Hello,
Maybe someone can help me because I lack experience in these things…
Long story short:
I try to to make DHCP-Relay to work over IPSec tunnel. And it actually works (from client to the DHCP-Relay), but the data from the DHCP-Relay does not get passed into IPSec tunnel (DHCP-Relay request gets my router External/Public IP for some reason, so naturally it doesn’t apply to the IPSec policy…). This is the big problem because everything else over IPSec works, I already tested it…
Now IF I:
A.)Manually add srcnat rule to firewall which converts source IP of my router public IP to DHCP-Relay LAN IP (which is also one of the VLANs gateway) in the packet.
Or
B.)Create static route which points one VLAN subnet to external subnet (where DHCP server lives)
Then everything starts to work: client completes DORA and gets IP, lease gets registered on external site DHCP server. Everything starts to work as it should.
I’m slamming my head over this more than two weeks… Maybe someone can help…
The big problem is that I have several VLANs so I can’t get away with single srcnat or single static route. Also IPSec tunnel + bridge with VLANs doesn’t make this any easier…
The only thing I can think of is some kind of dynamic Firewall rule or Dynamic route (which would see from WHAT VLAN DHCP request came in and then on firewall rules I could srcnat to specific VLAN Gateway). I tried to achieve this (dynamic firewall rule) by using prerouting Mangle which tags connection (I did this successfully) but srcnat never sees Market connection (If I try to use it in srcnat rule). I guess that there are two traffics (DHCP-client->DHCP-Relay and DHCP-Relay->DHCP-Server)? Maybe I made a mistake with Mangle because this is the first time I’m messing with it? I’m not sure..
Sorry if my explanation is vague because I’m very green at this. Three months ago was the first time I even touched the MT.
Maybe someone has some thoughts what to do (how to use Mangle with srcnat)?
I’m not sure why you should need a specific src-nat rule per each source VLAN.
When a DHCP relay receives a packet from a DHCP client, it forwards the information from that packet to the DHCP server in a locally originated unicast packet and inside this new packet there is the IP address of the interface through which the relay has received the request from the client, so the server can identify the right pool based on that payload information.
So you do need to configure one dhcp-relay per each VLAN interface, but all the relays may talk to the same DHCP server from the same local address as the source address of the relayed D,R packets carries no information relevant for the DHCP server and you only need to change it so that the IPsec policy would match those packets.
Instead of the src-nat rule, you can use a dedicated route only to the IP address of the server and set the pref-src of that route to any local address which will make it match the IPsec policy.
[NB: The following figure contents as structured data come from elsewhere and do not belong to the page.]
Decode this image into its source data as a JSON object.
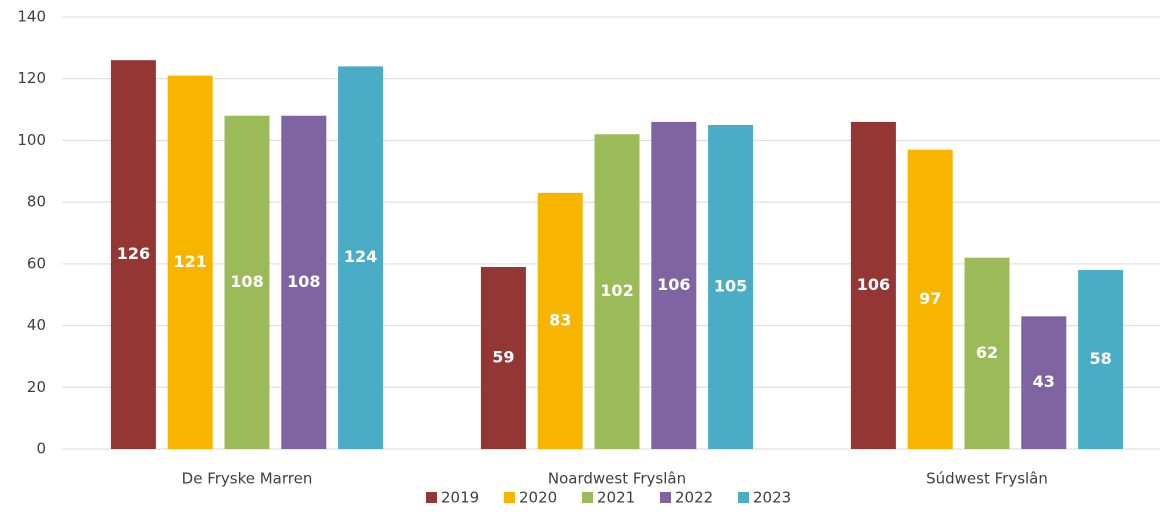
{
  "chart_data": {
    "type": "bar",
    "categories": [
      "De Fryske Marren",
      "Noardwest Fryslân",
      "Súdwest Fryslân"
    ],
    "series": [
      {
        "name": "2019",
        "color": "#943634",
        "values": [
          126,
          59,
          106
        ]
      },
      {
        "name": "2020",
        "color": "#f8b500",
        "values": [
          121,
          83,
          97
        ]
      },
      {
        "name": "2021",
        "color": "#9bbb59",
        "values": [
          108,
          102,
          62
        ]
      },
      {
        "name": "2022",
        "color": "#8064a2",
        "values": [
          108,
          106,
          43
        ]
      },
      {
        "name": "2023",
        "color": "#4bacc6",
        "values": [
          124,
          105,
          58
        ]
      }
    ],
    "ylim": [
      0,
      140
    ],
    "yticks": [
      0,
      20,
      40,
      60,
      80,
      100,
      120,
      140
    ],
    "grid": true,
    "legend": "bottom"
  }
}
The gateway of that route is not important because the IPsec policy will steal the packet anyway.
One thing you cannot do is to run the DHCP server on the same Mikrotik where the IPsec tunnel ends, as locally originated DHCP server responses are not offered to IPsec policies for matching (confirmed a couple of months before by Mikrotik support and no signs of changing that in version changelogs ever since then), but this does not seem to bother you as your DHCP server is an external one.
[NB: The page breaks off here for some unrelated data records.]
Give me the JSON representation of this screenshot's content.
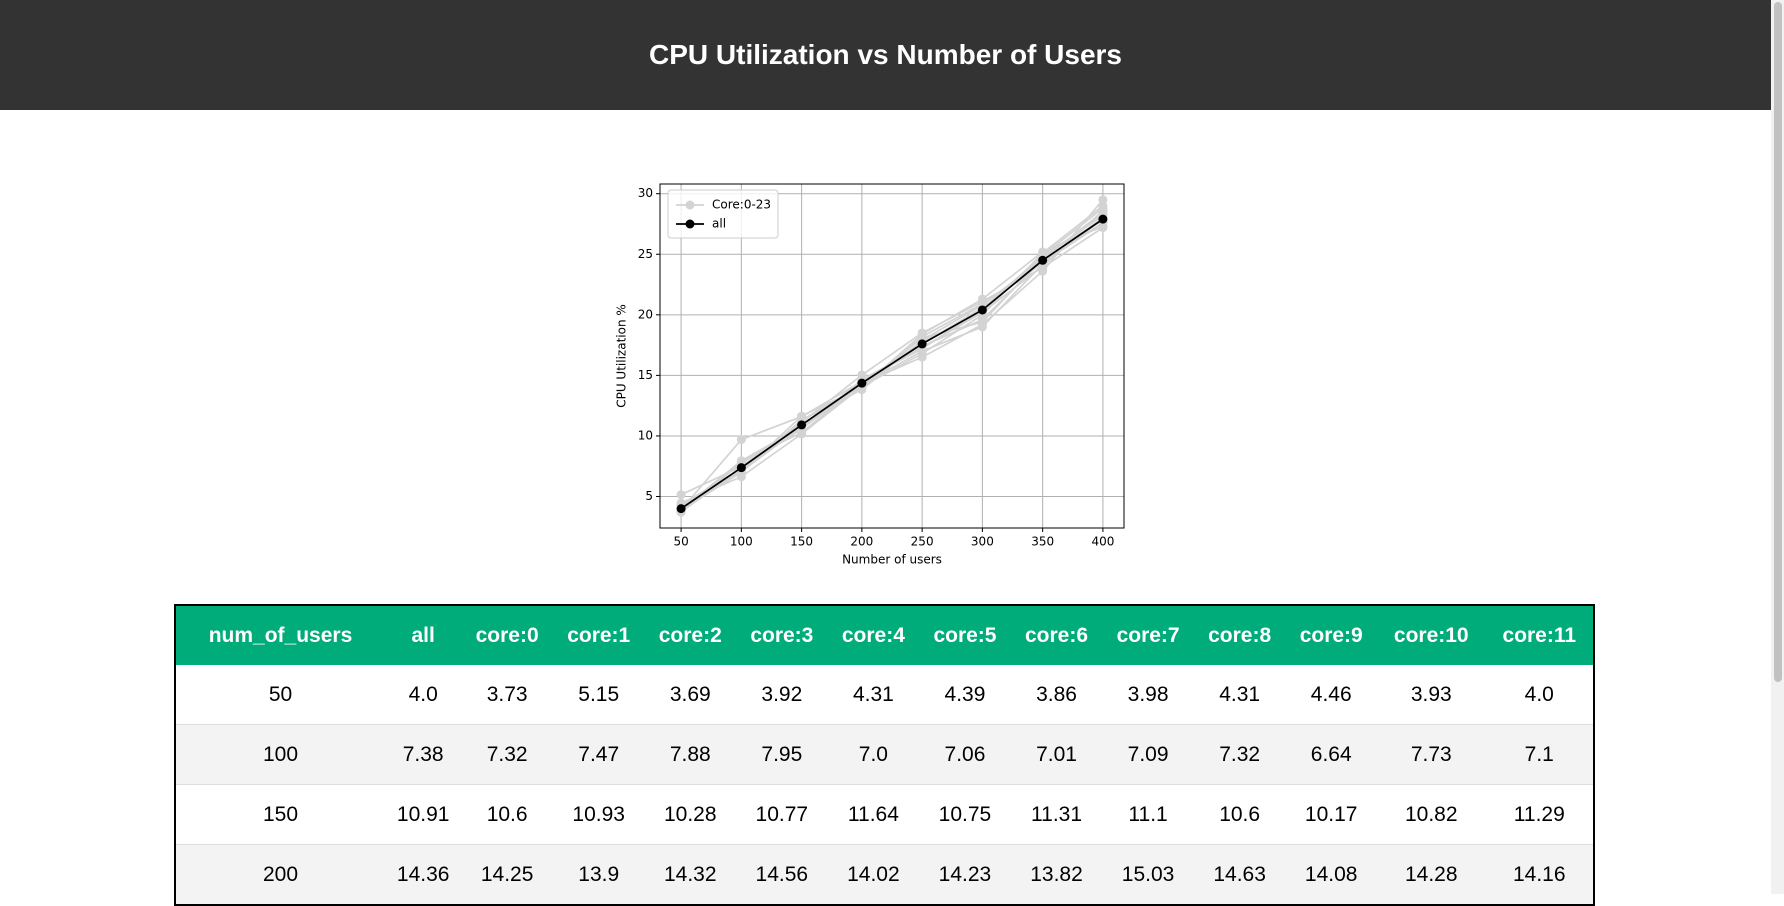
{
  "header": {
    "title": "CPU Utilization vs Number of Users"
  },
  "chart_data": {
    "type": "line",
    "x": [
      50,
      100,
      150,
      200,
      250,
      300,
      350,
      400
    ],
    "xlabel": "Number of users",
    "ylabel": "CPU Utilization %",
    "xlim": [
      32.5,
      417.5
    ],
    "xticks": [
      50,
      100,
      150,
      200,
      250,
      300,
      350,
      400
    ],
    "ylim": [
      2.4,
      30.8
    ],
    "yticks": [
      5,
      10,
      15,
      20,
      25,
      30
    ],
    "grid": true,
    "legend": "upper left",
    "series": [
      {
        "name": "Core:0-23",
        "color": "#d3d3d3",
        "values": [
          3.73,
          7.32,
          10.6,
          14.25,
          17.8,
          20.2,
          24.8,
          28.2
        ]
      },
      {
        "color": "#d3d3d3",
        "values": [
          5.15,
          7.47,
          10.93,
          13.9,
          18.2,
          20.9,
          24.4,
          27.6
        ]
      },
      {
        "color": "#d3d3d3",
        "values": [
          3.69,
          7.88,
          10.28,
          14.32,
          16.5,
          19.2,
          23.6,
          29.5
        ]
      },
      {
        "color": "#d3d3d3",
        "values": [
          3.92,
          7.95,
          10.77,
          14.56,
          17.2,
          20.5,
          24.9,
          28.8
        ]
      },
      {
        "color": "#d3d3d3",
        "values": [
          4.31,
          7.0,
          11.64,
          14.02,
          18.4,
          21.3,
          25.2,
          27.3
        ]
      },
      {
        "color": "#d3d3d3",
        "values": [
          4.39,
          7.06,
          10.75,
          14.23,
          17.0,
          19.0,
          24.2,
          27.9
        ]
      },
      {
        "color": "#d3d3d3",
        "values": [
          3.86,
          7.01,
          11.31,
          13.82,
          17.9,
          20.8,
          24.6,
          28.5
        ]
      },
      {
        "color": "#d3d3d3",
        "values": [
          3.98,
          7.09,
          11.1,
          15.03,
          18.5,
          21.1,
          23.9,
          27.2
        ]
      },
      {
        "color": "#d3d3d3",
        "values": [
          4.31,
          7.32,
          10.6,
          14.63,
          17.4,
          19.6,
          24.5,
          28.0
        ]
      },
      {
        "color": "#d3d3d3",
        "values": [
          4.46,
          6.64,
          10.17,
          14.08,
          16.8,
          20.0,
          25.1,
          29.0
        ]
      },
      {
        "color": "#d3d3d3",
        "values": [
          3.93,
          7.73,
          10.82,
          14.28,
          17.6,
          20.6,
          24.3,
          27.6
        ]
      },
      {
        "color": "#d3d3d3",
        "values": [
          4.0,
          7.1,
          11.29,
          14.16,
          18.1,
          19.4,
          24.7,
          28.3
        ]
      },
      {
        "color": "#d3d3d3",
        "values": [
          3.9,
          9.7,
          11.6,
          14.5,
          17.3,
          20.2,
          24.0,
          28.6
        ]
      },
      {
        "name": "all",
        "color": "#000000",
        "values": [
          4.0,
          7.38,
          10.91,
          14.36,
          17.6,
          20.4,
          24.5,
          27.9
        ]
      }
    ]
  },
  "table": {
    "columns": [
      "num_of_users",
      "all",
      "core:0",
      "core:1",
      "core:2",
      "core:3",
      "core:4",
      "core:5",
      "core:6",
      "core:7",
      "core:8",
      "core:9",
      "core:10",
      "core:11"
    ],
    "rows": [
      [
        "50",
        "4.0",
        "3.73",
        "5.15",
        "3.69",
        "3.92",
        "4.31",
        "4.39",
        "3.86",
        "3.98",
        "4.31",
        "4.46",
        "3.93",
        "4.0"
      ],
      [
        "100",
        "7.38",
        "7.32",
        "7.47",
        "7.88",
        "7.95",
        "7.0",
        "7.06",
        "7.01",
        "7.09",
        "7.32",
        "6.64",
        "7.73",
        "7.1"
      ],
      [
        "150",
        "10.91",
        "10.6",
        "10.93",
        "10.28",
        "10.77",
        "11.64",
        "10.75",
        "11.31",
        "11.1",
        "10.6",
        "10.17",
        "10.82",
        "11.29"
      ],
      [
        "200",
        "14.36",
        "14.25",
        "13.9",
        "14.32",
        "14.56",
        "14.02",
        "14.23",
        "13.82",
        "15.03",
        "14.63",
        "14.08",
        "14.28",
        "14.16"
      ]
    ]
  }
}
For this reason (and similar problems) I always advise not to use plain IPsec tunnels, but to use a tunnel interface over IPsec transport.
I.e. create a GRE or IPIP tunnel and select IPsec for it.
Then put a /30 network address at each end of the tunnel, and route your networks via those IPs either statically or by using a routing prototocol like BGP or OSPF.
This is so much easier to manage, so much easier to extend when you get more sites, and because there is an explicit interface for the tunneled traffic it avoids this
kind of problems.
Unfortunately in the end of this complex scenario we couldn’t pass DHCP relay data packets from different VLANs which are a part of the same bridge and we had to move away from Mikrotik solution to more expensive ones.